Mindestens sechs Menschen wurden getötet und weitere 15 wurden am Dienstag nach dem Bombenanschlag auf die Schulen der schiitischen Hazara-Minderheit im Westen von Kabul verletzt, ohne dass die Zahl der Opfer abgeschlossen war.
Die Angriffe fanden heute Morgen in einem Schulunterstützungszentrum und einer Schule in dem von der Hazara-Minderheit Dashte Barchi im Westen Kabuls bewohnten Gebiet statt, teilte der Polizeisprecher der Hauptstadt, Khalid Zadran, der EFE-Agentur mit.
„Es gibt keine genauen Informationen über die Anzahl der Todesfälle und Verletzungen, aber leider wurden mindestens sechs Menschen für tot erklärt und mehr als 15 verletzt“, sagte der Sprecher des Innenministeriums, Abdul Nafi Takor, gegenüber EFE, der warnte, dass „die Zahl der Todesopfer steigen könnte“.

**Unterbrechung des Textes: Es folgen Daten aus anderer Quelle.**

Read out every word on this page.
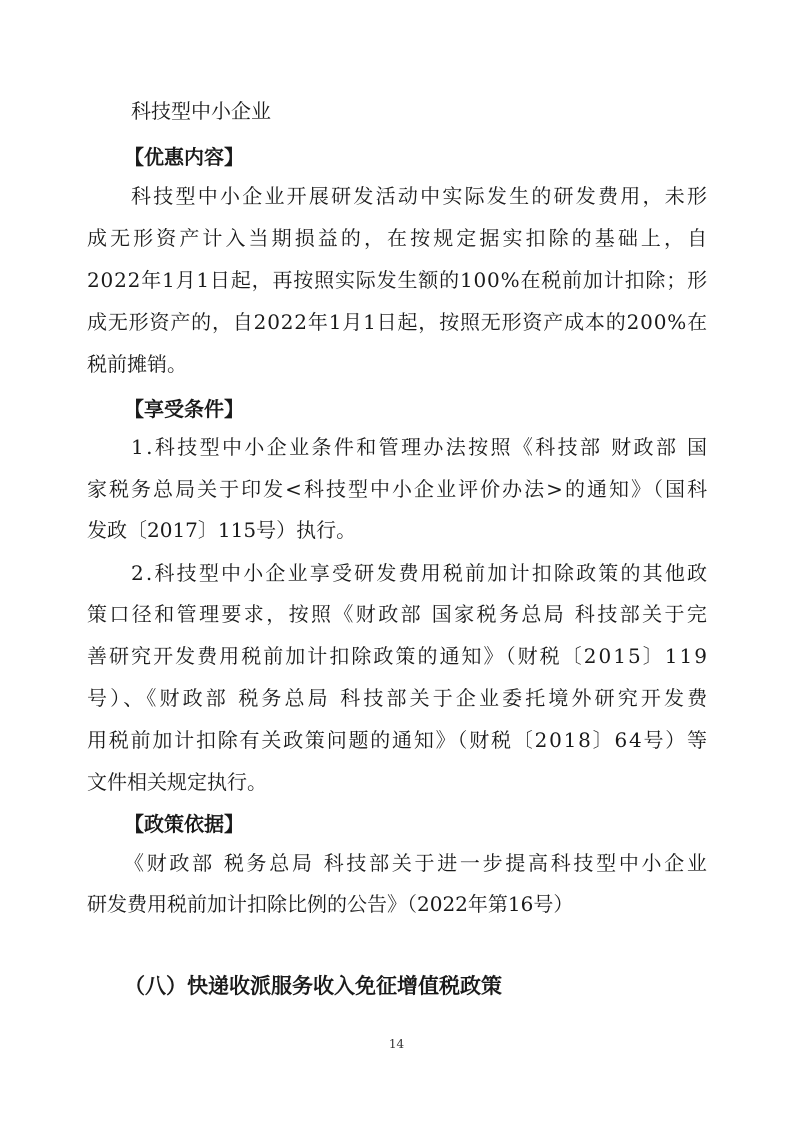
科技型中小企业
【优惠内容】
科技型中小企业开展研发活动中实际发生的研发费用，未形
成无形资产计入当期损益的，在按规定据实扣除的基础上，自
2022年1月1日起，再按照实际发生额的100%在税前加计扣除；形
成无形资产的，自2022年1月1日起，按照无形资产成本的200%在
税前摊销。
【享受条件】
1.科技型中小企业条件和管理办法按照《科技部 财政部 国
家税务总局关于印发<科技型中小企业评价办法>的通知》（国科
发政〔2017〕115号）执行。
2.科技型中小企业享受研发费用税前加计扣除政策的其他政
策口径和管理要求，按照《财政部 国家税务总局 科技部关于完
善研究开发费用税前加计扣除政策的通知》（财税〔2015〕119
号）、《财政部 税务总局 科技部关于企业委托境外研究开发费
用税前加计扣除有关政策问题的通知》（财税〔2018〕64号）等
文件相关规定执行。
【政策依据】
《财政部 税务总局 科技部关于进一步提高科技型中小企业
研发费用税前加计扣除比例的公告》（2022年第16号）
（八）快递收派服务收入免征增值税政策
14
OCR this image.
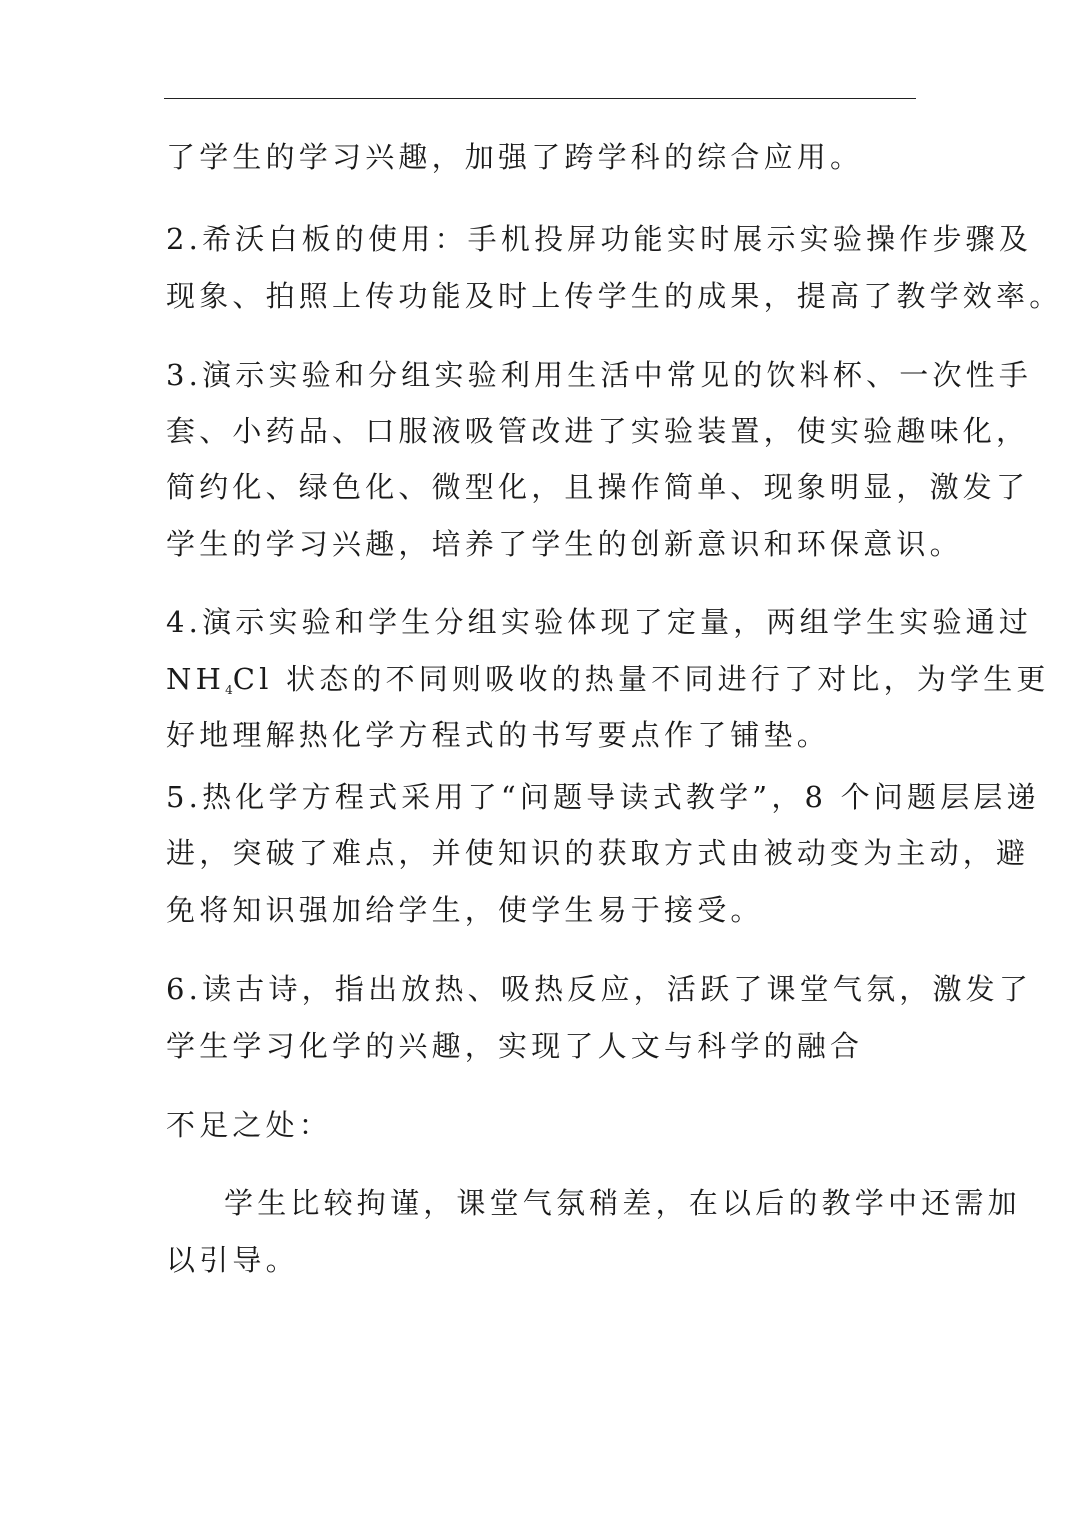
了学生的学习兴趣，加强了跨学科的综合应用。
2.希沃白板的使用：手机投屏功能实时展示实验操作步骤及
现象、拍照上传功能及时上传学生的成果，提高了教学效率。
3.演示实验和分组实验利用生活中常见的饮料杯、一次性手
套、小药品、口服液吸管改进了实验装置，使实验趣味化，
简约化、绿色化、微型化，且操作简单、现象明显，激发了
学生的学习兴趣，培养了学生的创新意识和环保意识。
4.演示实验和学生分组实验体现了定量，两组学生实验通过
$NH_4Cl$ 状态的不同则吸收的热量不同进行了对比，为学生更
好地理解热化学方程式的书写要点作了铺垫。
5.热化学方程式采用了“问题导读式教学”，8 个问题层层递
进，突破了难点，并使知识的获取方式由被动变为主动，避
免将知识强加给学生，使学生易于接受。
6.读古诗，指出放热、吸热反应，活跃了课堂气氛，激发了
学生学习化学的兴趣，实现了人文与科学的融合
不足之处：
学生比较拘谨，课堂气氛稍差，在以后的教学中还需加
以引导。
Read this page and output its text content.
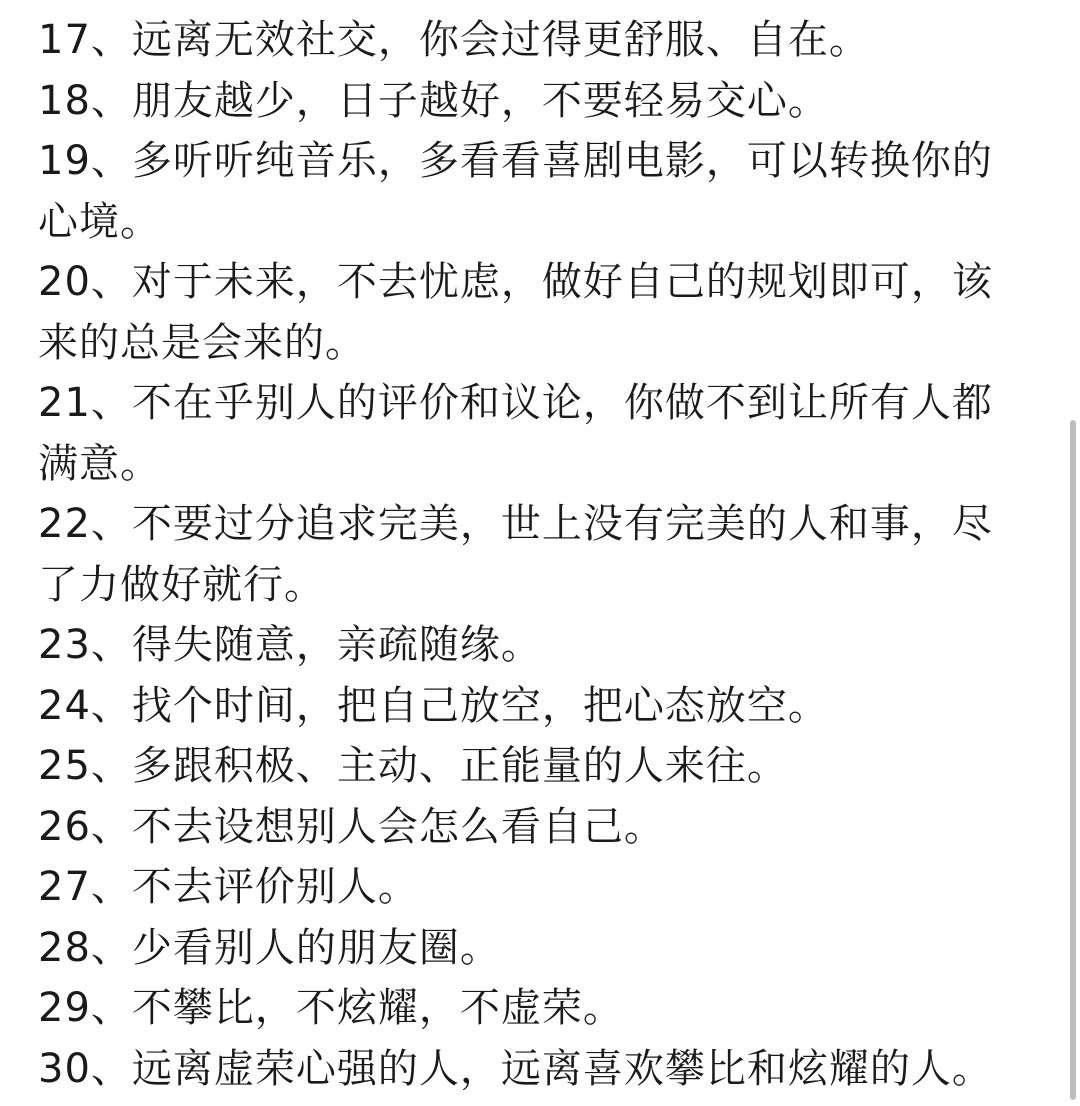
17、远离无效社交，你会过得更舒服、自在。

18、朋友越少，日子越好，不要轻易交心。

19、多听听纯音乐，多看看喜剧电影，可以转换你的
心境。

20、对于未来，不去忧虑，做好自己的规划即可，该
来的总是会来的。

21、不在乎别人的评价和议论，你做不到让所有人都
满意。

22、不要过分追求完美，世上没有完美的人和事，尽
了力做好就行。

23、得失随意，亲疏随缘。

24、找个时间，把自己放空，把心态放空。

25、多跟积极、主动、正能量的人来往。

26、不去设想别人会怎么看自己。

27、不去评价别人。

28、少看别人的朋友圈。

29、不攀比，不炫耀，不虚荣。

30、远离虚荣心强的人，远离喜欢攀比和炫耀的人。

Khalil, ein Zeuge des Angriffs auf die Abdul Rahim Shaheed-Schule in diesem Viertel von Hazara, erhöhte die Zahl der Opfer auf mindestens 8 Tote und mehr als 40 Verletzte und sagte, dass die „zwei Explosionen“ im Zentrum durch „Fernsteuerung“ verursacht wurden.
Wie dieser Zeuge EFE erklärte, ereignete sich eine der Explosionen „innerhalb der Schule und die andere außerhalb“ an der Zufahrtsstraße der Schüler.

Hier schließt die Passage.